Every week, another 75 to 150 religious congregations in the U.S. close their doors, according to a study by the United Church of Christ. Of those that remain, half the congregations have 65 people or fewer and two-thirds have fewer than 100, the nondenominational group Faith Communities Today has reported

The Massachusetts case involves the Church of the Holy Spirit of Wayland, an Episcopal parish founded in 1961 and shuttered in 2015. 

In 1967 the church opened a small cemetery area for parishioners who had been cremated. Eventually some 51 people were buried there. 

When the parish sold the property to a Coptic church for $1.8 million in 2016, it did so with the understanding that the cremated remains would be removed because cremation is not allowed in the Coptic faith.
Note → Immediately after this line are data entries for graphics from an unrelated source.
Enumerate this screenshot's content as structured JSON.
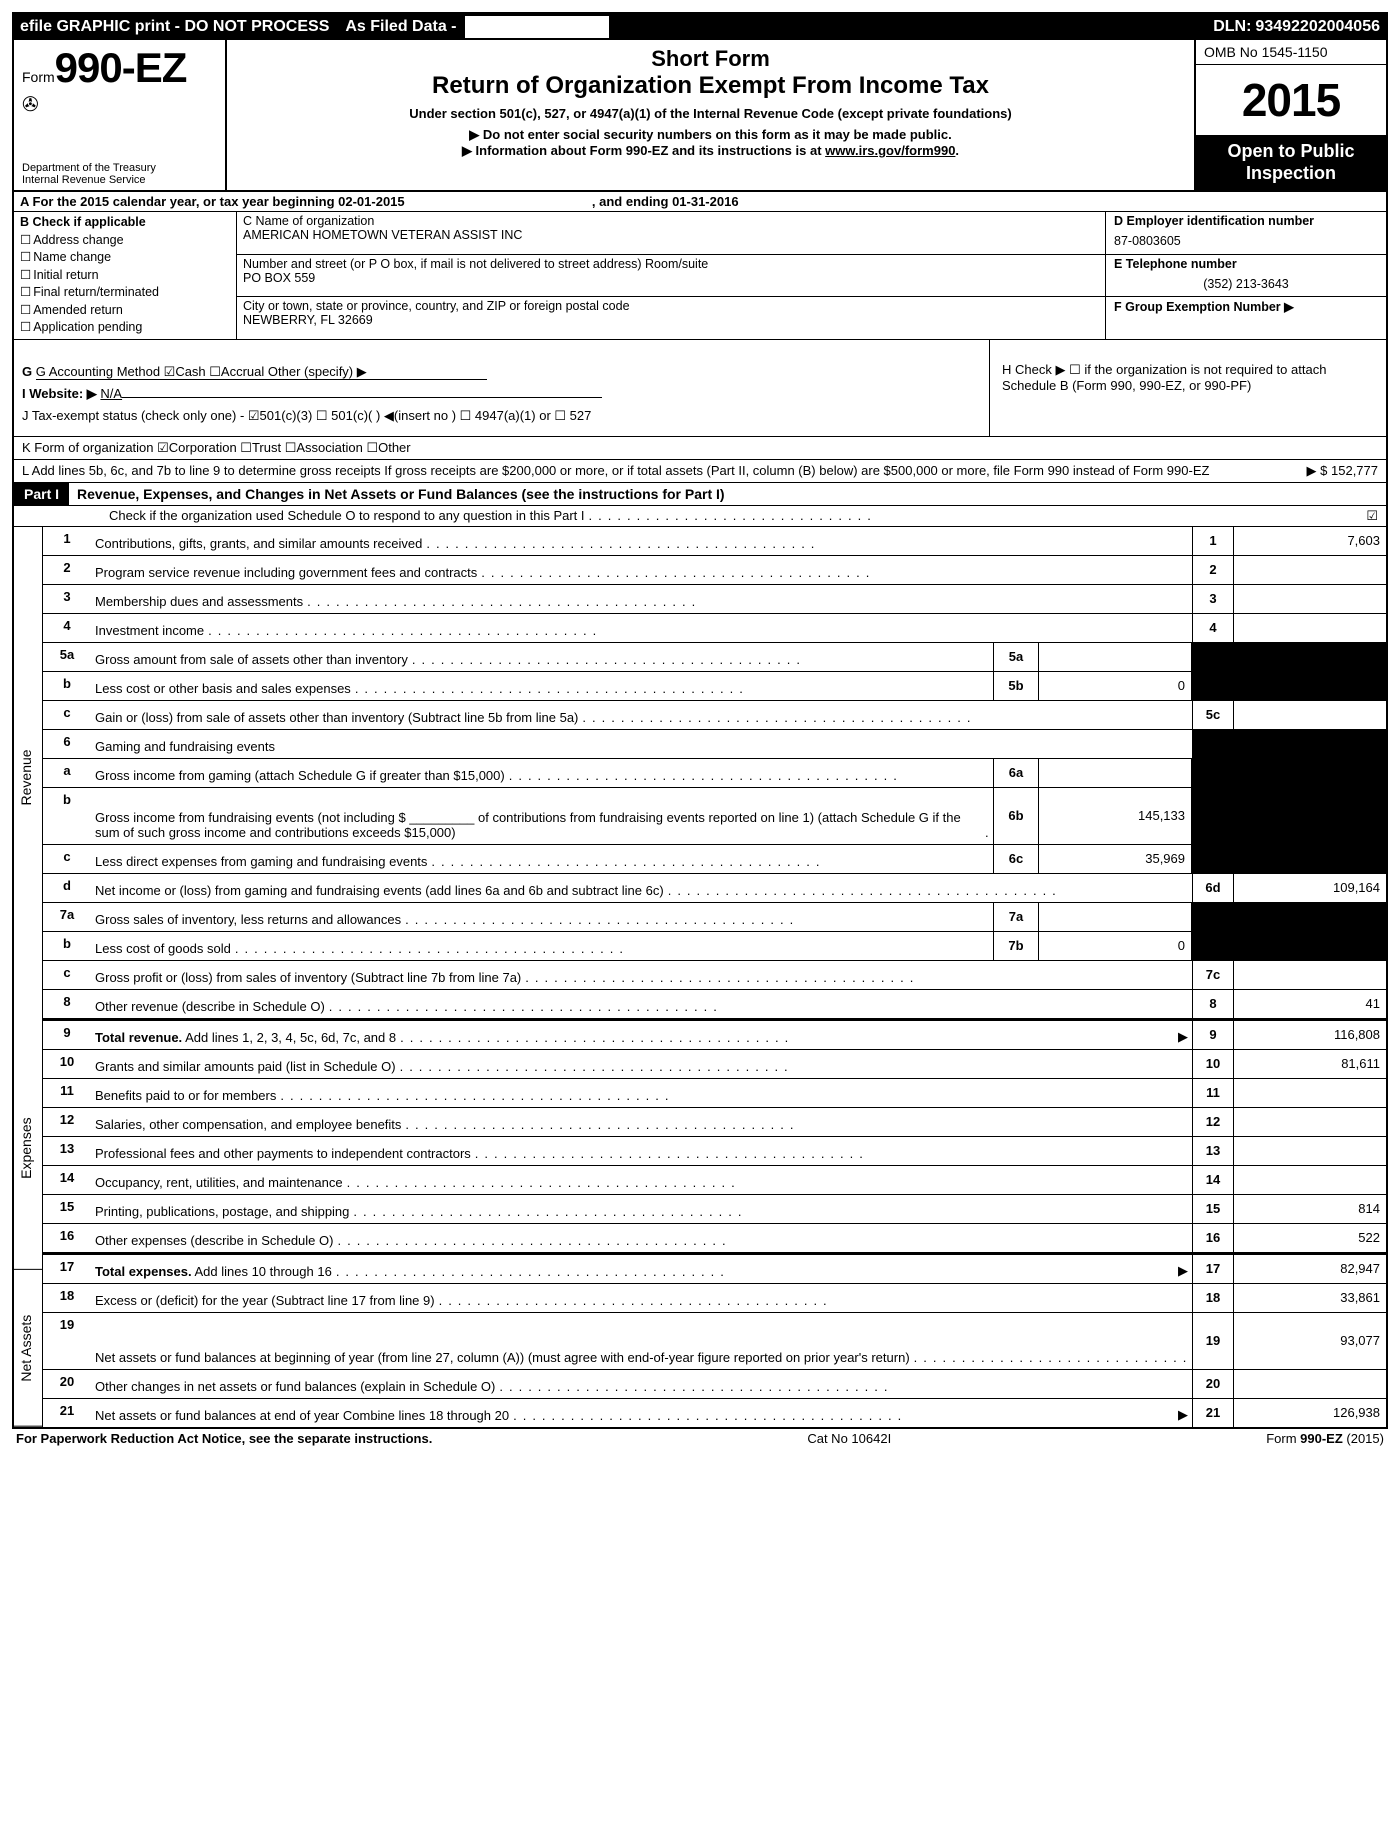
{
  "topbar": {
    "efile": "efile GRAPHIC print - DO NOT PROCESS",
    "asfiled": "As Filed Data -",
    "dln_label": "DLN:",
    "dln": "93492202004056"
  },
  "header": {
    "form_prefix": "Form",
    "form_no": "990-EZ",
    "dept1": "Department of the Treasury",
    "dept2": "Internal Revenue Service",
    "short": "Short Form",
    "title": "Return of Organization Exempt From Income Tax",
    "under": "Under section 501(c), 527, or 4947(a)(1) of the Internal Revenue Code (except private foundations)",
    "warn1": "▶ Do not enter social security numbers on this form as it may be made public.",
    "warn2_pre": "▶ Information about Form 990-EZ and its instructions is at ",
    "warn2_link": "www.irs.gov/form990",
    "warn2_post": ".",
    "omb": "OMB No 1545-1150",
    "year": "2015",
    "open1": "Open to Public",
    "open2": "Inspection"
  },
  "rowA": {
    "label": "A  For the 2015 calendar year, or tax year beginning ",
    "begin": "02-01-2015",
    "mid": ", and ending ",
    "end": "01-31-2016"
  },
  "colB": {
    "heading": "B  Check if applicable",
    "opts": [
      "Address change",
      "Name change",
      "Initial return",
      "Final return/terminated",
      "Amended return",
      "Application pending"
    ]
  },
  "cellC": {
    "name_lbl": "C Name of organization",
    "name": "AMERICAN HOMETOWN VETERAN ASSIST INC",
    "addr_lbl": "Number and street (or P  O  box, if mail is not delivered to street address) Room/suite",
    "addr": "PO BOX 559",
    "city_lbl": "City or town, state or province, country, and ZIP or foreign postal code",
    "city": "NEWBERRY, FL  32669"
  },
  "cellDEF": {
    "d_lbl": "D Employer identification number",
    "d_val": "87-0803605",
    "e_lbl": "E Telephone number",
    "e_val": "(352) 213-3643",
    "f_lbl": "F Group Exemption Number  ▶"
  },
  "ghij": {
    "g": "G Accounting Method   ☑Cash  ☐Accrual   Other (specify) ▶",
    "i_lbl": "I Website: ▶ ",
    "i_val": "N/A",
    "j": "J Tax-exempt status (check only one) - ☑501(c)(3)  ☐ 501(c)(  ) ◀(insert no ) ☐ 4947(a)(1) or ☐ 527",
    "h": "H  Check ▶ ☐ if the organization is not required to attach Schedule B (Form 990, 990-EZ, or 990-PF)"
  },
  "rowK": "K Form of organization   ☑Corporation  ☐Trust  ☐Association  ☐Other",
  "rowL": {
    "text": "L Add lines 5b, 6c, and 7b to line 9 to determine gross receipts  If gross receipts are $200,000 or more, or if total assets (Part II, column (B) below) are $500,000 or more, file Form 990 instead of Form 990-EZ",
    "val": "▶ $ 152,777"
  },
  "partI": {
    "label": "Part I",
    "desc": "Revenue, Expenses, and Changes in Net Assets or Fund Balances (see the instructions for Part I)",
    "schedO": "Check if the organization used Schedule O to respond to any question in this Part I",
    "checked": "☑"
  },
  "sides": {
    "rev": "Revenue",
    "exp": "Expenses",
    "net": "Net Assets"
  },
  "lines": [
    {
      "n": "1",
      "label": "Contributions, gifts, grants, and similar amounts received",
      "rn": "1",
      "rv": "7,603"
    },
    {
      "n": "2",
      "label": "Program service revenue including government fees and contracts",
      "rn": "2",
      "rv": ""
    },
    {
      "n": "3",
      "label": "Membership dues and assessments",
      "rn": "3",
      "rv": ""
    },
    {
      "n": "4",
      "label": "Investment income",
      "rn": "4",
      "rv": ""
    },
    {
      "n": "5a",
      "label": "Gross amount from sale of assets other than inventory",
      "mn": "5a",
      "mv": "",
      "shade_right": true
    },
    {
      "n": "b",
      "label": "Less  cost or other basis and sales expenses",
      "mn": "5b",
      "mv": "0",
      "shade_right": true
    },
    {
      "n": "c",
      "label": "Gain or (loss) from sale of assets other than inventory (Subtract line 5b from line 5a)",
      "rn": "5c",
      "rv": ""
    },
    {
      "n": "6",
      "label": "Gaming and fundraising events",
      "no_cols": true,
      "shade_right": true
    },
    {
      "n": "a",
      "label": "Gross income from gaming (attach Schedule G if greater than $15,000)",
      "mn": "6a",
      "mv": "",
      "shade_right": true
    },
    {
      "n": "b",
      "label": "Gross income from fundraising events (not including $ _________ of contributions from fundraising events reported on line 1) (attach Schedule G if the sum of such gross income and contributions exceeds $15,000)",
      "mn": "6b",
      "mv": "145,133",
      "shade_right": true,
      "tall": true
    },
    {
      "n": "c",
      "label": "Less  direct expenses from gaming and fundraising events",
      "mn": "6c",
      "mv": "35,969",
      "shade_right": true
    },
    {
      "n": "d",
      "label": "Net income or (loss) from gaming and fundraising events (add lines 6a and 6b and subtract line 6c)",
      "rn": "6d",
      "rv": "109,164"
    },
    {
      "n": "7a",
      "label": "Gross sales of inventory, less returns and allowances",
      "mn": "7a",
      "mv": "",
      "shade_right": true
    },
    {
      "n": "b",
      "label": "Less  cost of goods sold",
      "mn": "7b",
      "mv": "0",
      "shade_right": true
    },
    {
      "n": "c",
      "label": "Gross profit or (loss) from sales of inventory (Subtract line 7b from line 7a)",
      "rn": "7c",
      "rv": ""
    },
    {
      "n": "8",
      "label": "Other revenue (describe in Schedule O)",
      "rn": "8",
      "rv": "41"
    },
    {
      "n": "9",
      "label": "Total revenue. Add lines 1, 2, 3, 4, 5c, 6d, 7c, and 8",
      "rn": "9",
      "rv": "116,808",
      "bold": true,
      "arrow": true
    },
    {
      "n": "10",
      "label": "Grants and similar amounts paid (list in Schedule O)",
      "rn": "10",
      "rv": "81,611"
    },
    {
      "n": "11",
      "label": "Benefits paid to or for members",
      "rn": "11",
      "rv": ""
    },
    {
      "n": "12",
      "label": "Salaries, other compensation, and employee benefits",
      "rn": "12",
      "rv": ""
    },
    {
      "n": "13",
      "label": "Professional fees and other payments to independent contractors",
      "rn": "13",
      "rv": ""
    },
    {
      "n": "14",
      "label": "Occupancy, rent, utilities, and maintenance",
      "rn": "14",
      "rv": ""
    },
    {
      "n": "15",
      "label": "Printing, publications, postage, and shipping",
      "rn": "15",
      "rv": "814"
    },
    {
      "n": "16",
      "label": "Other expenses (describe in Schedule O)",
      "rn": "16",
      "rv": "522"
    },
    {
      "n": "17",
      "label": "Total expenses. Add lines 10 through 16",
      "rn": "17",
      "rv": "82,947",
      "bold": true,
      "arrow": true
    },
    {
      "n": "18",
      "label": "Excess or (deficit) for the year (Subtract line 17 from line 9)",
      "rn": "18",
      "rv": "33,861"
    },
    {
      "n": "19",
      "label": "Net assets or fund balances at beginning of year (from line 27, column (A)) (must agree with end-of-year figure reported on prior year's return)",
      "rn": "19",
      "rv": "93,077",
      "tall": true
    },
    {
      "n": "20",
      "label": "Other changes in net assets or fund balances (explain in Schedule O)",
      "rn": "20",
      "rv": ""
    },
    {
      "n": "21",
      "label": "Net assets or fund balances at end of year  Combine lines 18 through 20",
      "rn": "21",
      "rv": "126,938",
      "arrow": true
    }
  ],
  "footer": {
    "left": "For Paperwork Reduction Act Notice, see the separate instructions.",
    "mid": "Cat No  10642I",
    "right": "Form 990-EZ (2015)"
  }
}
The families of 36 deceased people in the cemetery agreed to a disinterment, but 15 families objected and went to court. 

Undergirding the case are contracts signed by the families that state the Episcopal church could amend its regulations for the cemetery at any time but that also promise that the church would provide “perpetual care.” 

“We conclude that in executing those contracts, the parish did not reserve the unilateral right to decide whether the churchyard would continue to exist,” Justice James Milkey wrote Thursday for a three-judge panel.  

“Nothing in the language or context of the contracts suggests that this was intended," the 35-page opinion continues. "To the contrary, the fact that the regulations provided for ‘perpetual care’ at the time the contracts were executed supports the families' contention that all parties intended the churchyard to be the final resting place of those buried there.” 

If the church wanted the right to close the cemetery, Milkey observed, “it would have been a simple matter” to say so.

Although some earlier Massachusetts court decisions have allowed bodies to be disinterred, those cases were different because they involved bodies that had become a public health hazard or graveyards that had been completely abandoned for years, the court explained. This case was different because “the closing of the parish was a foreseeable voluntary act, not some exogenous development such as the opening of a sink hole.” 

Given its objection to cremation, the Coptic church argued that allowing the remains to remain would violate its right to free exercise of religion. But the court disagreed and said the issue was a “purely secular matter.” 

The Coptic church “freely took title to the property,” Milkey wrote, and in fact “the unilateral disinterment of the remains potentially might implicate the families' own free exercise of religion.” 

Issued for the Superior Court include who will have the right or obligation to maintain the graveyard once it becomes the Coptic church’s property, and what to do about two people who bought plots and still hope to be buried there when they die. 

Massachusetts is home to numerous ancient graveyards including the country’s oldest, the Old Burying Ground in Duxbury that dates from 1638 and contains the remains of Myles Standish and other Pilgrims who came over on the Mayflower. 

Wayland, about an hour away, was settled in 1638 and more than 100 of its citizens fought in the battles at nearby Concord and Lexington. The town was the home of the abolitionist minister Edmund Sears who wrote the Christmas carol “It Came Upon a Midnight Clear” in 1849.